Comme si le film ne pouvait s’achever sur cette contradiction (redoublée, puisque le père d’Ivan manifeste sa désapprobation), qui se solde en définitive par l’éviction du seul personnage du film, la mère de l’Ivan mort apparaît à l’endroit où Gouba vient de disparaître, comme appelée par la phrase "C’est la classe ouvrière qui t’adopte". Elle traverse, interminablement, la foule et monte à la tribune : "Il est mort comme dans un grand combat, mon fils unique, Ivan. Je suis une mère, une ouvrière." Les "officiels" s’agitent faiblement pour la faire taire, mais en vain. La dernière touche apportée au portrait d’une figure ouvrière multiple sera d’abord tragique -la mère se souvient de son fils vivant, dit comment à sa mort le monde s’est arrêté- puis réconciliateur -"Je comprends, mais je ne sais pas bien le dire… Écoutez, camarades, ouvriers de choc"- : la salle entière se lève et l’ovationne comme un seul homme. L’unité est réalisée autour de la figure tragique de la Mère [8], venue se substituer au père comique, au peuple substantiel qu’il a fallu congédier, bien qu’à regret. Il ne restera plus, pour achever de construire la figure ouvrière, qu’à montrer Ivan sur les bancs de l’Université, le regard concentré sur l’horizon de la pensée.

Ivan est donc loin d’être registrable à la propagande officielle : le film propose au contraire une distance critique à l’égard de la politique stalinienne, avec une liberté de pensée véritablement audacieuse pour l’époque, qui ouvre à une autre politique. Encore faut-il, pour entendre la voix de Dovjenko, assumer le regard émancipé que ses films exigent. [9]

Notes

[1Dovjenko, "Cinéma d’aujourd’hui", Seghers, Paris 1970.

[2Le soleil brille pour tout le monde (John Ford, 1953). Cf l’article d’Élisabeth Boyer dans L’art du cinéma n° 10.

[3Le rebelle (King Vidor, 1952).

[4B. Amengual, op.cit., p.74.

[5Luda et Jean Schnitzer, Dovjenko, Ed. Universitaires, p. 85. Ils ajoutent cependant que « le réalisateur et poète Nikolaï Chenguelaïa qui admirait Ivan répondait à ceux qui reprochaient au héros d’être "abstrait, sculptural, beau comme un marbre" : "Le personnage principal de ce film, c’est l’idée" » (p. 91).

[6Même leurs pères respectifs s’appellent tous deux Stepan.
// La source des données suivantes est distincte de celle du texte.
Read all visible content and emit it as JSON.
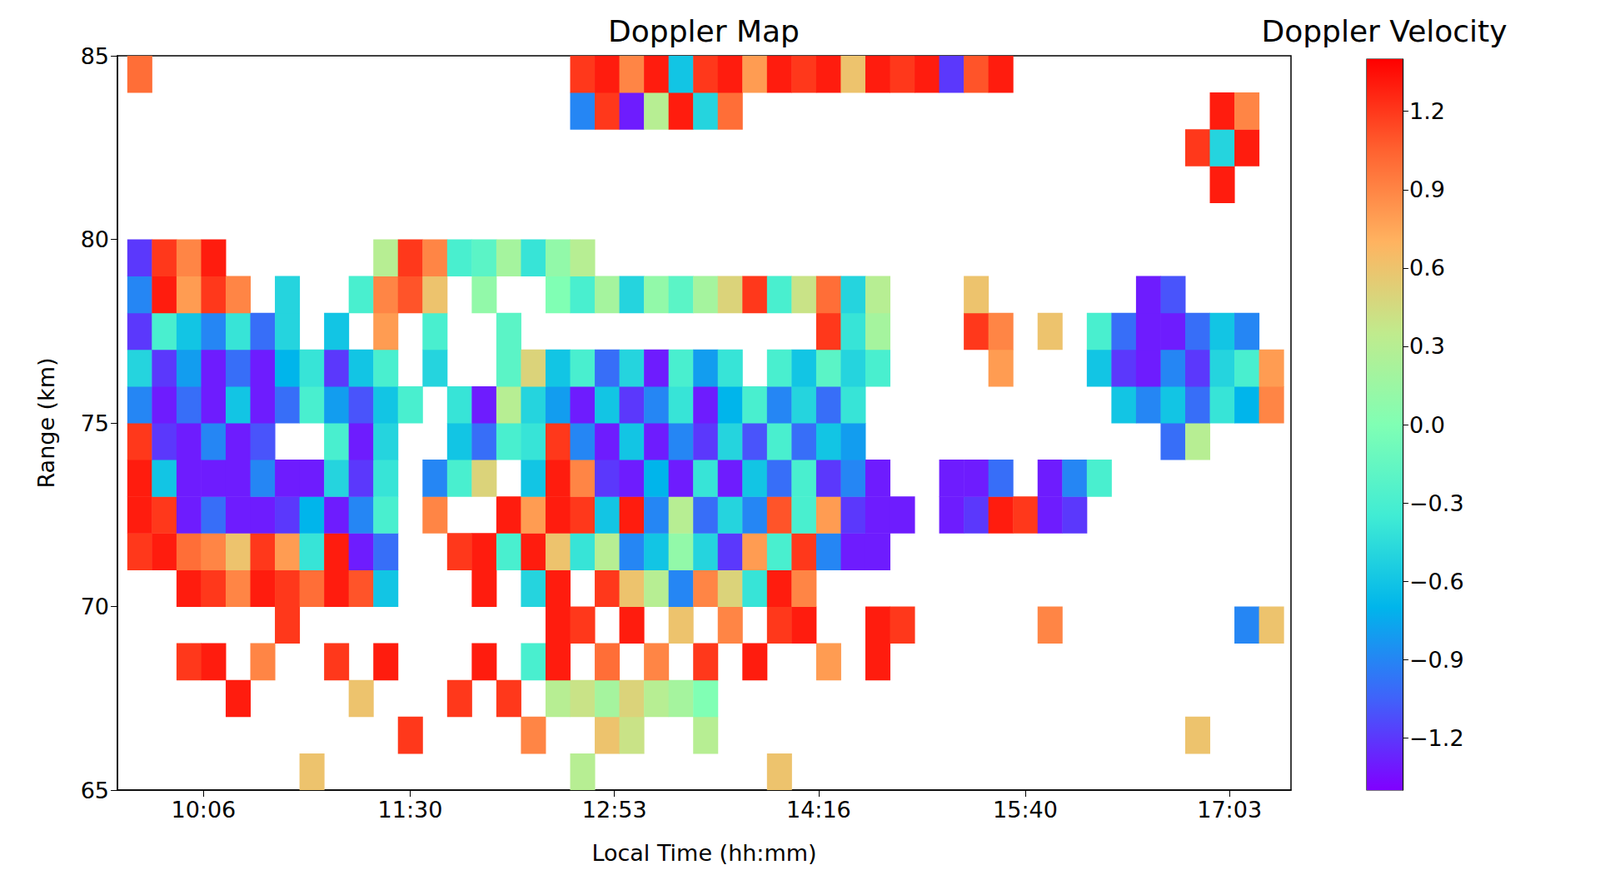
{
  "chart_data": {
    "type": "heatmap",
    "title": "Doppler Map",
    "x_label": "Local Time (hh:mm)",
    "y_label": "Range (km)",
    "xlim": [
      571,
      1048
    ],
    "xticks": [
      {
        "value": 606,
        "label": "10:06"
      },
      {
        "value": 690,
        "label": "11:30"
      },
      {
        "value": 773,
        "label": "12:53"
      },
      {
        "value": 856,
        "label": "14:16"
      },
      {
        "value": 940,
        "label": "15:40"
      },
      {
        "value": 1023,
        "label": "17:03"
      }
    ],
    "ylim": [
      65,
      85
    ],
    "yticks": [
      65,
      70,
      75,
      80,
      85
    ],
    "x": [
      580,
      590,
      600,
      610,
      620,
      630,
      640,
      650,
      660,
      670,
      680,
      690,
      700,
      710,
      720,
      730,
      740,
      750,
      760,
      770,
      780,
      790,
      800,
      810,
      820,
      830,
      840,
      850,
      860,
      870,
      880,
      890,
      900,
      910,
      920,
      930,
      940,
      950,
      960,
      970,
      980,
      990,
      1000,
      1010,
      1020,
      1030,
      1040
    ],
    "y": [
      65.5,
      66.5,
      67.5,
      68.5,
      69.5,
      70.5,
      71.5,
      72.5,
      73.5,
      74.5,
      75.5,
      76.5,
      77.5,
      78.5,
      79.5,
      80.5,
      81.5,
      82.5,
      83.5,
      84.5
    ],
    "cells": [
      [
        null,
        null,
        null,
        null,
        null,
        null,
        null,
        0.6,
        null,
        null,
        null,
        null,
        null,
        null,
        null,
        null,
        null,
        null,
        0.3,
        null,
        null,
        null,
        null,
        null,
        null,
        null,
        0.6,
        null,
        null,
        null,
        null,
        null,
        null,
        null,
        null,
        null,
        null,
        null,
        null,
        null,
        null,
        null,
        null,
        null,
        null,
        null,
        null
      ],
      [
        null,
        null,
        null,
        null,
        null,
        null,
        null,
        null,
        null,
        null,
        null,
        1.2,
        null,
        null,
        null,
        null,
        0.9,
        null,
        null,
        0.6,
        0.4,
        null,
        null,
        0.3,
        null,
        null,
        null,
        null,
        null,
        null,
        null,
        null,
        null,
        null,
        null,
        null,
        null,
        null,
        null,
        null,
        null,
        null,
        null,
        0.6,
        null,
        null,
        null
      ],
      [
        null,
        null,
        null,
        null,
        1.3,
        null,
        null,
        null,
        null,
        0.6,
        null,
        null,
        null,
        1.2,
        null,
        1.2,
        null,
        0.3,
        0.4,
        0.2,
        0.5,
        0.3,
        0.2,
        0.0,
        null,
        null,
        null,
        null,
        null,
        null,
        null,
        null,
        null,
        null,
        null,
        null,
        null,
        null,
        null,
        null,
        null,
        null,
        null,
        null,
        null,
        null,
        null
      ],
      [
        null,
        null,
        1.2,
        1.3,
        null,
        0.9,
        null,
        null,
        1.2,
        null,
        1.3,
        null,
        null,
        null,
        1.3,
        null,
        -0.3,
        1.3,
        null,
        1.0,
        null,
        0.9,
        null,
        1.2,
        null,
        1.3,
        null,
        null,
        0.8,
        null,
        1.3,
        null,
        null,
        null,
        null,
        null,
        null,
        null,
        null,
        null,
        null,
        null,
        null,
        null,
        null,
        null,
        null
      ],
      [
        null,
        null,
        null,
        null,
        null,
        null,
        1.2,
        null,
        null,
        null,
        null,
        null,
        null,
        null,
        null,
        null,
        null,
        1.3,
        1.2,
        null,
        1.3,
        null,
        0.6,
        null,
        0.9,
        null,
        1.2,
        1.3,
        null,
        null,
        1.3,
        1.2,
        null,
        null,
        null,
        null,
        null,
        0.9,
        null,
        null,
        null,
        null,
        null,
        null,
        null,
        -0.9,
        0.6
      ],
      [
        null,
        null,
        1.3,
        1.2,
        0.9,
        1.3,
        1.2,
        1.0,
        1.3,
        1.1,
        -0.6,
        null,
        null,
        null,
        1.3,
        null,
        -0.5,
        1.3,
        null,
        1.2,
        0.6,
        0.3,
        -0.9,
        0.9,
        0.5,
        -0.4,
        1.3,
        0.9,
        null,
        null,
        null,
        null,
        null,
        null,
        null,
        null,
        null,
        null,
        null,
        null,
        null,
        null,
        null,
        null,
        null,
        null,
        null
      ],
      [
        1.2,
        1.3,
        1.0,
        0.9,
        0.6,
        1.2,
        0.8,
        -0.4,
        1.3,
        -1.3,
        -1.0,
        null,
        null,
        1.2,
        1.3,
        -0.3,
        1.3,
        0.6,
        -0.4,
        0.3,
        -0.9,
        -0.6,
        0.1,
        -0.5,
        -1.2,
        0.8,
        -0.3,
        1.2,
        -0.9,
        -1.3,
        -1.3,
        null,
        null,
        null,
        null,
        null,
        null,
        null,
        null,
        null,
        null,
        null,
        null,
        null,
        null,
        null,
        null
      ],
      [
        1.3,
        1.2,
        -1.3,
        -1.0,
        -1.3,
        -1.3,
        -1.2,
        -0.7,
        -1.3,
        -0.9,
        -0.3,
        null,
        0.9,
        null,
        null,
        1.3,
        0.8,
        1.3,
        1.2,
        -0.6,
        1.3,
        -0.9,
        0.3,
        -1.0,
        -0.5,
        -0.9,
        1.1,
        -0.3,
        0.8,
        -1.2,
        -1.3,
        -1.3,
        null,
        -1.3,
        -1.2,
        1.3,
        1.2,
        -1.3,
        -1.2,
        null,
        null,
        null,
        null,
        null,
        null,
        null,
        null
      ],
      [
        1.3,
        -0.6,
        -1.3,
        -1.3,
        -1.3,
        -0.9,
        -1.3,
        -1.3,
        -0.5,
        -1.2,
        -0.4,
        null,
        -0.9,
        -0.3,
        0.5,
        null,
        -0.6,
        1.3,
        0.9,
        -1.2,
        -1.3,
        -0.7,
        -1.3,
        -0.4,
        -1.3,
        -0.6,
        -1.0,
        -0.3,
        -1.2,
        -0.9,
        -1.3,
        null,
        null,
        -1.3,
        -1.3,
        -1.0,
        null,
        -1.3,
        -0.9,
        -0.3,
        null,
        null,
        null,
        null,
        null,
        null,
        null
      ],
      [
        1.2,
        -1.2,
        -1.3,
        -0.9,
        -1.3,
        -1.1,
        null,
        null,
        -0.3,
        -1.3,
        -0.5,
        null,
        null,
        -0.6,
        -1.0,
        -0.3,
        -0.4,
        1.2,
        -0.9,
        -1.3,
        -0.6,
        -1.3,
        -0.9,
        -1.2,
        -0.5,
        -1.1,
        -0.3,
        -1.0,
        -0.6,
        -0.8,
        null,
        null,
        null,
        null,
        null,
        null,
        null,
        null,
        null,
        null,
        null,
        null,
        -1.0,
        0.3,
        null,
        null,
        null
      ],
      [
        -0.9,
        -1.3,
        -1.0,
        -1.3,
        -0.6,
        -1.3,
        -1.0,
        -0.3,
        -0.8,
        -1.1,
        -0.6,
        -0.3,
        null,
        -0.4,
        -1.3,
        0.3,
        -0.5,
        -0.8,
        -1.3,
        -0.6,
        -1.2,
        -0.9,
        -0.4,
        -1.3,
        -0.7,
        -0.3,
        -0.9,
        -0.5,
        -1.0,
        -0.4,
        null,
        null,
        null,
        null,
        null,
        null,
        null,
        null,
        null,
        null,
        -0.6,
        -0.9,
        -0.6,
        -1.0,
        -0.4,
        -0.7,
        0.9
      ],
      [
        -0.5,
        -1.2,
        -0.8,
        -1.3,
        -1.0,
        -1.3,
        -0.7,
        -0.4,
        -1.2,
        -0.6,
        -0.3,
        null,
        -0.5,
        null,
        null,
        -0.2,
        0.5,
        -0.6,
        -0.3,
        -1.0,
        -0.5,
        -1.3,
        -0.3,
        -0.8,
        -0.4,
        null,
        -0.3,
        -0.6,
        -0.2,
        -0.5,
        -0.3,
        null,
        null,
        null,
        null,
        0.8,
        null,
        null,
        null,
        -0.6,
        -1.2,
        -1.3,
        -0.9,
        -1.2,
        -0.5,
        -0.3,
        0.8
      ],
      [
        -1.2,
        -0.3,
        -0.6,
        -0.9,
        -0.4,
        -1.0,
        -0.5,
        null,
        -0.6,
        null,
        0.8,
        null,
        -0.3,
        null,
        null,
        -0.2,
        null,
        null,
        null,
        null,
        null,
        null,
        null,
        null,
        null,
        null,
        null,
        null,
        1.2,
        -0.4,
        0.2,
        null,
        null,
        null,
        1.2,
        0.9,
        null,
        0.6,
        null,
        -0.3,
        -1.0,
        -1.3,
        -1.3,
        -1.0,
        -0.6,
        -0.9,
        null
      ],
      [
        -0.9,
        1.3,
        0.8,
        1.2,
        0.9,
        null,
        -0.5,
        null,
        null,
        -0.3,
        0.9,
        1.1,
        0.6,
        null,
        0.1,
        null,
        null,
        0.0,
        -0.3,
        0.2,
        -0.5,
        0.1,
        -0.2,
        0.2,
        0.5,
        1.2,
        -0.3,
        0.4,
        1.0,
        -0.5,
        0.3,
        null,
        null,
        null,
        0.6,
        null,
        null,
        null,
        null,
        null,
        null,
        -1.3,
        -1.1,
        null,
        null,
        null,
        null
      ],
      [
        -1.2,
        1.2,
        0.9,
        1.3,
        null,
        null,
        null,
        null,
        null,
        null,
        0.3,
        1.2,
        0.9,
        -0.3,
        -0.2,
        0.2,
        -0.4,
        0.1,
        0.3,
        null,
        null,
        null,
        null,
        null,
        null,
        null,
        null,
        null,
        null,
        null,
        null,
        null,
        null,
        null,
        null,
        null,
        null,
        null,
        null,
        null,
        null,
        null,
        null,
        null,
        null,
        null,
        null
      ],
      [
        null,
        null,
        null,
        null,
        null,
        null,
        null,
        null,
        null,
        null,
        null,
        null,
        null,
        null,
        null,
        null,
        null,
        null,
        null,
        null,
        null,
        null,
        null,
        null,
        null,
        null,
        null,
        null,
        null,
        null,
        null,
        null,
        null,
        null,
        null,
        null,
        null,
        null,
        null,
        null,
        null,
        null,
        null,
        null,
        null,
        null,
        null
      ],
      [
        null,
        null,
        null,
        null,
        null,
        null,
        null,
        null,
        null,
        null,
        null,
        null,
        null,
        null,
        null,
        null,
        null,
        null,
        null,
        null,
        null,
        null,
        null,
        null,
        null,
        null,
        null,
        null,
        null,
        null,
        null,
        null,
        null,
        null,
        null,
        null,
        null,
        null,
        null,
        null,
        null,
        null,
        null,
        null,
        1.3,
        null,
        null
      ],
      [
        null,
        null,
        null,
        null,
        null,
        null,
        null,
        null,
        null,
        null,
        null,
        null,
        null,
        null,
        null,
        null,
        null,
        null,
        null,
        null,
        null,
        null,
        null,
        null,
        null,
        null,
        null,
        null,
        null,
        null,
        null,
        null,
        null,
        null,
        null,
        null,
        null,
        null,
        null,
        null,
        null,
        null,
        null,
        1.2,
        -0.5,
        1.3,
        null
      ],
      [
        null,
        null,
        null,
        null,
        null,
        null,
        null,
        null,
        null,
        null,
        null,
        null,
        null,
        null,
        null,
        null,
        null,
        null,
        -0.9,
        1.2,
        -1.3,
        0.3,
        1.3,
        -0.5,
        1.0,
        null,
        null,
        null,
        null,
        null,
        null,
        null,
        null,
        null,
        null,
        null,
        null,
        null,
        null,
        null,
        null,
        null,
        null,
        null,
        1.3,
        0.9,
        null
      ],
      [
        1.0,
        null,
        null,
        null,
        null,
        null,
        null,
        null,
        null,
        null,
        null,
        null,
        null,
        null,
        null,
        null,
        null,
        null,
        1.2,
        1.3,
        0.9,
        1.3,
        -0.6,
        1.2,
        1.3,
        0.8,
        1.3,
        1.2,
        1.3,
        0.6,
        1.3,
        1.2,
        1.3,
        -1.2,
        1.1,
        1.3,
        null,
        null,
        null,
        null,
        null,
        null,
        null,
        null,
        null,
        null,
        null
      ]
    ],
    "colorbar": {
      "label": "Doppler Velocity",
      "range": [
        -1.4,
        1.4
      ],
      "ticks": [
        {
          "value": -1.2,
          "label": "−1.2"
        },
        {
          "value": -0.9,
          "label": "−0.9"
        },
        {
          "value": -0.6,
          "label": "−0.6"
        },
        {
          "value": -0.3,
          "label": "−0.3"
        },
        {
          "value": 0,
          "label": "0.0"
        },
        0.3,
        0.6,
        0.9,
        1.2
      ]
    }
  }
}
[7Sur les personnages qu’il interprète dans La Terre et Aérograd, cf les articles d’Élisabeth Boyer dans L’art du cinéma (n° 6 et n° 9).

[8On connaît la valeur emblématique de la figure de la Mère dans la littérature et le cinéma russes (notamment le roman de Gorki et les adaptations qu’en ont faites Poudovkine et Donskoï).

[9On ne dira jamais assez ce que Godard doit à Dovjenko. Cette exigence d’émancipation du regard est notamment l’héritage qu’il en reprend.